We by Ronald Aronson

We by Ronald Aronson

Author:Ronald Aronson [Aronson, Ronald]
Language: eng
Format: epub
ISBN: 978-0-226-33483-7
Publisher: The University of Chicago Press
Published: 2017-03-31T00:00:00+00:00


Cynicism versus Hope

Sloterdijk embraces “kynicism” in the face of a sweeping cynicism that denies the very possibility of social hope. At around the time he published his Critique of Cynical Reason, the slogan “There is no alternative” entered history as the watchword of a successful right-wing and authoritarian dismantling of gains won by generations of popular struggles. One major response from the left today calls itself “Podemos; We Can,” and an international left battle cry against neoliberal globalization is “Another world is possible.” Indeed, Sloterdijk admits that the immediate source of his book was “the pervasive sense of political disillusionment in the wake of the 1960s and the pained feeling of the lack of political and social alternatives in Western societies today.”13 The 1960s activist generation faced a time of “political disillusion, cynicism, and atrophied trust in the future” that led him to search widely and deeply for the origins and meanings of contemporary cynicism.
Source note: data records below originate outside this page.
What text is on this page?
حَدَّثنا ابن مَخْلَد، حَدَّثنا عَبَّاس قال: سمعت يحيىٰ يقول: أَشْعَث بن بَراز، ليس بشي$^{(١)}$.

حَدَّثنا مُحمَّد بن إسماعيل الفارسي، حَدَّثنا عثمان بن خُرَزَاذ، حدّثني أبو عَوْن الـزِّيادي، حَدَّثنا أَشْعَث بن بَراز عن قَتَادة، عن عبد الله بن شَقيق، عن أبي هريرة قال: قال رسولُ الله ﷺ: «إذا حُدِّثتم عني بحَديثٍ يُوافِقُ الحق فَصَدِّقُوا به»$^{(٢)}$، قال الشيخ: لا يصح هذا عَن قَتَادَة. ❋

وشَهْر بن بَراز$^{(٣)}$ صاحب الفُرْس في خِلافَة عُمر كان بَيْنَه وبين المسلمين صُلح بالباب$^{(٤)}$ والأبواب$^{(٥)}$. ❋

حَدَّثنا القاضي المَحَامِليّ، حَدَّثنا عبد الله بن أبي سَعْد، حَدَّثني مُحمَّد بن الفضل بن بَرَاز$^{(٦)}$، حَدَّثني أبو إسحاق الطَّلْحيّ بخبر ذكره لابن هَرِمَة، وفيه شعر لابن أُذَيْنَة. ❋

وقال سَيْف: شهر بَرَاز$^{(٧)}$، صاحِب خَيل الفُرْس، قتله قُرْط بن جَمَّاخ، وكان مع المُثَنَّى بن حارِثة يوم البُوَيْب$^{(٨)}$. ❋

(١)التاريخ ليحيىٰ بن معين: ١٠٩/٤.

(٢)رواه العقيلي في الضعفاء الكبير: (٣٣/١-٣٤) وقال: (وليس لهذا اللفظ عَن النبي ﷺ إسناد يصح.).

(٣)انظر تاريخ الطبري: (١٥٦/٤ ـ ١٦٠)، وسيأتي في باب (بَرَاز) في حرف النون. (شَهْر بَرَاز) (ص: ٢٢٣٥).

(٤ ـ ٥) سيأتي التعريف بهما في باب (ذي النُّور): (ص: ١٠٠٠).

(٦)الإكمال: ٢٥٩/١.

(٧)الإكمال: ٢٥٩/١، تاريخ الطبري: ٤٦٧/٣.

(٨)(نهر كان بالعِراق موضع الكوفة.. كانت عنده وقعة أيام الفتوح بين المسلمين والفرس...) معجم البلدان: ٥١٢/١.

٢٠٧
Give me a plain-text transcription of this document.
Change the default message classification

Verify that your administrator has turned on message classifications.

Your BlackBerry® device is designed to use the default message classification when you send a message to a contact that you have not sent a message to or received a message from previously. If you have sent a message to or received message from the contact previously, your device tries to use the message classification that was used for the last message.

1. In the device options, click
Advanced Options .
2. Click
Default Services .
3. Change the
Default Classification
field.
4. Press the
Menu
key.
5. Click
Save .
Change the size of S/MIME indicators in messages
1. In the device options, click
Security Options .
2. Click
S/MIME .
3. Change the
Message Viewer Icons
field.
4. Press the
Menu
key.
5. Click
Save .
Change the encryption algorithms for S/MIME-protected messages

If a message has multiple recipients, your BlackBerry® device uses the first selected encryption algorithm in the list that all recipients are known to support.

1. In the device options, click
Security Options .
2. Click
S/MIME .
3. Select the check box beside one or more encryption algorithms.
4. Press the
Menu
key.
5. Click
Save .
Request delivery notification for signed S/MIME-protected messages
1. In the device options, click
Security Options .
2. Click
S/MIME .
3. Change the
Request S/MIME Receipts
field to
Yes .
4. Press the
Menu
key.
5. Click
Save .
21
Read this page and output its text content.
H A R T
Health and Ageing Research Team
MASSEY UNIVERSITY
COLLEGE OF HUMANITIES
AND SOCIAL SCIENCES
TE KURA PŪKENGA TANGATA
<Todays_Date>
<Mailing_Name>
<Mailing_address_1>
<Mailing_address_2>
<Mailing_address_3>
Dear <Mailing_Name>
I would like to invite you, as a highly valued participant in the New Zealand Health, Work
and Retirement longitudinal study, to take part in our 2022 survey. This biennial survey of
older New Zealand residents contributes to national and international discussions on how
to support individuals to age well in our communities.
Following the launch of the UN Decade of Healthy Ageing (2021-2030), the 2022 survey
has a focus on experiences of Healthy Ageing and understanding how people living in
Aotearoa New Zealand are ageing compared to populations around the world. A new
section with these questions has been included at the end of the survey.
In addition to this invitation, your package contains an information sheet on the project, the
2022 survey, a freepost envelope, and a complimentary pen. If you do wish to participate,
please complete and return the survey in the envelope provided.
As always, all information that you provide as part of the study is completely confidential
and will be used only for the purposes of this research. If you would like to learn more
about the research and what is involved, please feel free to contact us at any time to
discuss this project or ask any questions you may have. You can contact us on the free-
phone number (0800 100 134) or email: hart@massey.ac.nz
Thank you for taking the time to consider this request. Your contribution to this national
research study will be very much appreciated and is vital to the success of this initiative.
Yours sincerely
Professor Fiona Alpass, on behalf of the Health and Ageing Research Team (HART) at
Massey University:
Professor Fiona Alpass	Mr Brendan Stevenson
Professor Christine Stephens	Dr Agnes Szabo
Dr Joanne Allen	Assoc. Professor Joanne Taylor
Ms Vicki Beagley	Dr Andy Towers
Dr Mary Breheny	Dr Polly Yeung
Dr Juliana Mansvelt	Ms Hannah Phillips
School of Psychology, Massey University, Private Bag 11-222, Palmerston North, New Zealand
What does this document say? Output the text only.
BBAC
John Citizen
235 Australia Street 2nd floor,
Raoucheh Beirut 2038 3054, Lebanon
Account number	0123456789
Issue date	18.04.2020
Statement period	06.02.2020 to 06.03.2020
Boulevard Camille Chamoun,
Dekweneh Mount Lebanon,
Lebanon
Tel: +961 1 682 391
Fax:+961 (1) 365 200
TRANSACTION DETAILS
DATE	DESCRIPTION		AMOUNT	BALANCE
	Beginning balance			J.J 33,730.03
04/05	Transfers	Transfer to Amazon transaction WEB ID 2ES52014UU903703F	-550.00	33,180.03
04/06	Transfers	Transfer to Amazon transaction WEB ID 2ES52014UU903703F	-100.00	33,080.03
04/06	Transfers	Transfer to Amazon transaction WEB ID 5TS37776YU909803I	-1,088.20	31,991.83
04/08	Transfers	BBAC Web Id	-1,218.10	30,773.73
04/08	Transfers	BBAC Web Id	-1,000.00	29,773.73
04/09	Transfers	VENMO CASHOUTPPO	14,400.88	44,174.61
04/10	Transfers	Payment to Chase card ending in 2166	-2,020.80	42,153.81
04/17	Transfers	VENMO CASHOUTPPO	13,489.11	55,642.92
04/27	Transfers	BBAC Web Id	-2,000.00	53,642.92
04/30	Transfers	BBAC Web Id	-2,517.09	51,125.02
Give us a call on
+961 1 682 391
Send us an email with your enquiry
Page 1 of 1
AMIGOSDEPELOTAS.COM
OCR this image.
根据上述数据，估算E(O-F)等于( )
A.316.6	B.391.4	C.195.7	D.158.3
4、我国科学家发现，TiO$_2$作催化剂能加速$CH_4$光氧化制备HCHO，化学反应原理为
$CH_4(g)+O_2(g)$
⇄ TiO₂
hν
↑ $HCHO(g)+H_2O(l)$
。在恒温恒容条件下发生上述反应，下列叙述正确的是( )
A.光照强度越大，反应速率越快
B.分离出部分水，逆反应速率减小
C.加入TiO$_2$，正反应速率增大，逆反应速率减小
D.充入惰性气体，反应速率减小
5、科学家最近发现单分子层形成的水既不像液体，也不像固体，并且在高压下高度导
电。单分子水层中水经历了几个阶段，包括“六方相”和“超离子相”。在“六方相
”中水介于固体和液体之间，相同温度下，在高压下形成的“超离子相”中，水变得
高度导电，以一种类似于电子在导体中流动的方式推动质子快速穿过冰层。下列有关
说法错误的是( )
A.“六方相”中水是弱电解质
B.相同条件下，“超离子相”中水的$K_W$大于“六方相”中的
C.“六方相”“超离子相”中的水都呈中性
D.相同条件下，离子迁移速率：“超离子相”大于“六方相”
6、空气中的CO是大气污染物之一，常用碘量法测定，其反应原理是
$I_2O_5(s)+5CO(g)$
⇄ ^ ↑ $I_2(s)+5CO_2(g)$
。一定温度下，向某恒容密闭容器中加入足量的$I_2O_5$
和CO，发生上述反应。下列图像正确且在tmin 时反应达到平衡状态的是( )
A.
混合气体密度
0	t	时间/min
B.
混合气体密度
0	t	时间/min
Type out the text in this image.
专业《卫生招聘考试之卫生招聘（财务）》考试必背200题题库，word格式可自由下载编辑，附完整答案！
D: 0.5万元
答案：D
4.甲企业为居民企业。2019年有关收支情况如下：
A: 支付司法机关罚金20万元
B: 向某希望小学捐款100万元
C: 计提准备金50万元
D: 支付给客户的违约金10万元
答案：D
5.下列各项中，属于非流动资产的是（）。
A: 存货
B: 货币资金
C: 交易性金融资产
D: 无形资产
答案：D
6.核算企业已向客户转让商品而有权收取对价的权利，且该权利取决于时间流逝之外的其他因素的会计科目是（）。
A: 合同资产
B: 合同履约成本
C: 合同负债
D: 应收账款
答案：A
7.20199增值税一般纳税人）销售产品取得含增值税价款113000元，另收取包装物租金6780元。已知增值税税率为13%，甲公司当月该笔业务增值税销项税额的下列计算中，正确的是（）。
Revealing the underlying relations of power and interest—critiquing the society’s lies, errors, and ideology—now has little effect. Today, in Sloterdijk’s phrase, the dominant frame of mind is “enlightened false consciousness.” This oxymoron points to the fact that people think they know the score about how the world operates, but simultaneously delude themselves. Sartre’s “bad faith” is another way of characterizing the same phenomenon. The point is that people in some way know the truth about how wrong things are, yet are unable or unwilling to act on this awareness, and so wish to hide that awareness from themselves. Perhaps people do not really care anymore that millions are undernourished, that money dominates politics, that the economic and political systems are fundamentally undemocratic and starkly unequal. Slavoj Žižek, who unlike Sloterdijk still protests against this condition, sharpens the “enlightened false consciousness” formulation: in our cynicism, we continue to cover ourselves with the ideology of freedom, democracy, opportunity, and equality even while knowing that it does not depict reality.14 If so, we live within the “capitalist realism” described by Mark Fisher, concluding that there is no alternative to our society and its practices even while no one really believes in them anymore.15 Starting by renouncing any sense of possibility, people conclude that ours is the only reality. This is a lie, and we know it, but it eases our discomfort.

When being “realistic” is presented as his or her main claim, the cynic stresses that we live in a terrible world, but goes on to insist that this is somehow because of human nature, or the very essence of movements or institutions, and that we have no alternative to going along because change is impossible. Each step of the argument trots out as evidence some corrupt individual or practice, or some dreadful historical catastrophe, and the entire attitude mocks those who refuse to accept this reality. Compare this to social hope, as described in chapter 2 of this book. Social hope begins with the determination to take action. By seeking to discourage people from political and social activism, cynicism is not simply an argument; it is a practice.